Enter me with a great idea to go to a café I like. I aimed to offer a place with a general menu and reliable food. We were seated and perused the menus with the constant, mild tension between us. Our waitress took our orders and gave us water. As we chatted and drank our waters, the 40 year old busser came over. I looked right up at him noticing first his flaked skin and then THE BOOGER. It hung from too long nose hairs and looked like it may be a long term resident. I didn’t want to take all this in, especially right before eating my cheese omelet, but I did. I glanced away quickly, toward my mom. Funny how evolution pushed me toward her for help.
She smiled and said, “Okay.”
I glanced at my sister who smirked.
Then my mom said, “I guess he’s not going to fill my water.” This made me laugh because I was trying to deny the booger sighting. She didn’t see it!
“I was laughing at the booger.” I said.
And she said, “Oh.”
My sister said, “Yeah, that was interesting.” I knew I could rely on my sister to see the booger. My mom is older. She doesn’t see everything.

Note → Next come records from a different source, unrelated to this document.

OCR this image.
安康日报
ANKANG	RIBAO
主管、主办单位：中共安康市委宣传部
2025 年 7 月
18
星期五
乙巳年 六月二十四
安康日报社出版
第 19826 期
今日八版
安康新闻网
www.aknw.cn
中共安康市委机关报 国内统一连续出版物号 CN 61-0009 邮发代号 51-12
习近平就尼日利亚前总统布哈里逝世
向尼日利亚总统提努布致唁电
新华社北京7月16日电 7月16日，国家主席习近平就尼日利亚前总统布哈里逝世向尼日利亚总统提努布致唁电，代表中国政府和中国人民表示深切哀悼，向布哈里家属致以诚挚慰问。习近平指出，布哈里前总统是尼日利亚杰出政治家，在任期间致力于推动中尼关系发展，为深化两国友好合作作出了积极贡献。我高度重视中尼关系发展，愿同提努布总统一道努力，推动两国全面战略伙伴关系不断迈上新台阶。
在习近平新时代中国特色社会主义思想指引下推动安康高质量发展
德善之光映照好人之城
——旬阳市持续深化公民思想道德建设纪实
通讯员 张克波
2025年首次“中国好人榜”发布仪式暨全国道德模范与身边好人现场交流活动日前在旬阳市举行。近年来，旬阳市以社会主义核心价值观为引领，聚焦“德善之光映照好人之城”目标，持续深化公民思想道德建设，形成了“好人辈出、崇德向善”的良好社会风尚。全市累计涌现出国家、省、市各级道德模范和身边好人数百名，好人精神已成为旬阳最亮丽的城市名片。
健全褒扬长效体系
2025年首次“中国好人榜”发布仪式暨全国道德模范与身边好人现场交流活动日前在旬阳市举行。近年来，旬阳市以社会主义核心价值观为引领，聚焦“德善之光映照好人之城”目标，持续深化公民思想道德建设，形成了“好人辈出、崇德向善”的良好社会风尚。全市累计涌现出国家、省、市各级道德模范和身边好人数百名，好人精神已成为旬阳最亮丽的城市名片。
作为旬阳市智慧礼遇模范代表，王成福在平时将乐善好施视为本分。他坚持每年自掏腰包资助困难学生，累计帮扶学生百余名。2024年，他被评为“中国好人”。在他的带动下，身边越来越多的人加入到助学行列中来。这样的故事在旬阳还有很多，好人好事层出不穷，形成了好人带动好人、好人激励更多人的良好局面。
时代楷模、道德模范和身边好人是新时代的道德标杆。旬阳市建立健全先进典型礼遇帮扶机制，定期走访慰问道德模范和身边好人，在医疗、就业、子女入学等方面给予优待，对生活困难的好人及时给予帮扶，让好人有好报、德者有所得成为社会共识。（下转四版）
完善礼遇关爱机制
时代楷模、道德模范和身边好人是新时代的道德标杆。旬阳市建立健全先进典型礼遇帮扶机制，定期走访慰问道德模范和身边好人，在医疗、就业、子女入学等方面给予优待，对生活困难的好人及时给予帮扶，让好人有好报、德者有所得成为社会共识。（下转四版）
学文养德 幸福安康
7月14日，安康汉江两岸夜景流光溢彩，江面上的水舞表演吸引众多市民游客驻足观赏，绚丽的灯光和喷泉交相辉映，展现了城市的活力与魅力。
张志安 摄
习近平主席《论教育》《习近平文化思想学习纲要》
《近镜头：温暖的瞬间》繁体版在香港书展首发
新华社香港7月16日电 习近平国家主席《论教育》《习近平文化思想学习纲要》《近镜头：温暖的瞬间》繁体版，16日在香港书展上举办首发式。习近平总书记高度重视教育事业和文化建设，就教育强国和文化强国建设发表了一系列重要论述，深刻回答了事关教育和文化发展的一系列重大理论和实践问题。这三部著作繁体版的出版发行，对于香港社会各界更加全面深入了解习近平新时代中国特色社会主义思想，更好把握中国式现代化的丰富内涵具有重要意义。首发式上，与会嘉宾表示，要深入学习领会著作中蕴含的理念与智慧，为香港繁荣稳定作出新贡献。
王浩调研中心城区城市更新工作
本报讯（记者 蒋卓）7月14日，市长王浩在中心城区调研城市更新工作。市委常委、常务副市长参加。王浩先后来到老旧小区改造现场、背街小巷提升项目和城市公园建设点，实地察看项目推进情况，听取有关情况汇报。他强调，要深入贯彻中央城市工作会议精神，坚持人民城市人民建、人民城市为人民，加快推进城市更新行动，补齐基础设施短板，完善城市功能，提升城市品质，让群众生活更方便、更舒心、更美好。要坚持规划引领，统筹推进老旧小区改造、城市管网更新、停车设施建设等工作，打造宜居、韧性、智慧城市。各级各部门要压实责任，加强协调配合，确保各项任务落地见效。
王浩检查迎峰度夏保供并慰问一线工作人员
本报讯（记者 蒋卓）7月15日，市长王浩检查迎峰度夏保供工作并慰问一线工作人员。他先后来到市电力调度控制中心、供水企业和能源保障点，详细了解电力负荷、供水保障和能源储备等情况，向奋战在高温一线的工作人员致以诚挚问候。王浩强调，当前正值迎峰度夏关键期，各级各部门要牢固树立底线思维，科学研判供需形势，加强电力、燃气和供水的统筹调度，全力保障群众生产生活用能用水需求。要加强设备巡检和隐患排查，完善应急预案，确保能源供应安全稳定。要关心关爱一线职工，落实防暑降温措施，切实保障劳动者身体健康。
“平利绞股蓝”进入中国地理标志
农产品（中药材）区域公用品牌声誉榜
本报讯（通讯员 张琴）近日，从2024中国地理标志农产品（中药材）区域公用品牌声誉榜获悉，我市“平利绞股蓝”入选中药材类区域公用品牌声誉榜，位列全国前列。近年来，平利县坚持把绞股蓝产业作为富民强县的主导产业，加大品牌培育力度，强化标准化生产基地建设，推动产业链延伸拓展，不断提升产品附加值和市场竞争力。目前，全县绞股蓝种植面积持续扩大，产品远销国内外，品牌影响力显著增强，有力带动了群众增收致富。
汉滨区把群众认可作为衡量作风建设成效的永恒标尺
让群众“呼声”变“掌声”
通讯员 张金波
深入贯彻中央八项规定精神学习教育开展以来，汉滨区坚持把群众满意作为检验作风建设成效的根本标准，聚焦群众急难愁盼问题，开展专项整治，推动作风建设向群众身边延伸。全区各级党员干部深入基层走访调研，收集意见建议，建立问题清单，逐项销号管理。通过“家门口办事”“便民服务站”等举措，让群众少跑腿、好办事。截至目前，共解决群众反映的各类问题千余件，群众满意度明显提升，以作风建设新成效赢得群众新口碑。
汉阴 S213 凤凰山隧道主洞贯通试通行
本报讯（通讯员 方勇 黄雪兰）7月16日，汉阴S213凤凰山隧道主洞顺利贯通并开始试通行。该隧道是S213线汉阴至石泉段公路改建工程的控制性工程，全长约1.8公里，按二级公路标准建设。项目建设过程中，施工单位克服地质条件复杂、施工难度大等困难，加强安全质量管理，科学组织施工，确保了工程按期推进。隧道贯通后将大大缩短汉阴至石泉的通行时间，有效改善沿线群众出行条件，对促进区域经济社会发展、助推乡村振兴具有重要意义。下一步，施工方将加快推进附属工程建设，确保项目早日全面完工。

So I kept my head down, we all did, as he made the rounds. He was a very attentive busser. Waters were filled and table tops were cleaned but his nose wasn’t. My stomach started to turn. My omelet came and I tried to ignore the relationship between cheese and mucus. I tried to enjoy the food. I imagined the little mucus with the suitcase on the Mucinex commercials but it was no use. (Mucus sure does happen. And tissue should follow!)
I couldn’t stop drinking water, I was so thirsty, so the booger, I mean busser, kept coming over. We talked about saying something since having a clean nose in a food establishment should be a job requirement.
My mom said, “I’ll say something.”
Simultaneously my sister and I said (or may have screamed), “No.” We turned into our fearful, mortified by mom teenage selves. But somebody should say something, shouldn’t they? What if we hurt his feelings? He can’t spit in our food because we have it already but who was to say what may have fallen into our food from his nostril region? We giggled uncontrollably as our faces turned green and our stomachs flipped.
I originally was going to call this the Booger that Took Carlsbad but I think it’s actually the Booger that Reunited Three. It sounds like a Game of Thrones book, right? Our tension diffused and we enjoyed each other the rest of our trip. (This is a photo of the three of us water skiing after lunch.)
Note: It still would be nice if the busser would clean his nose.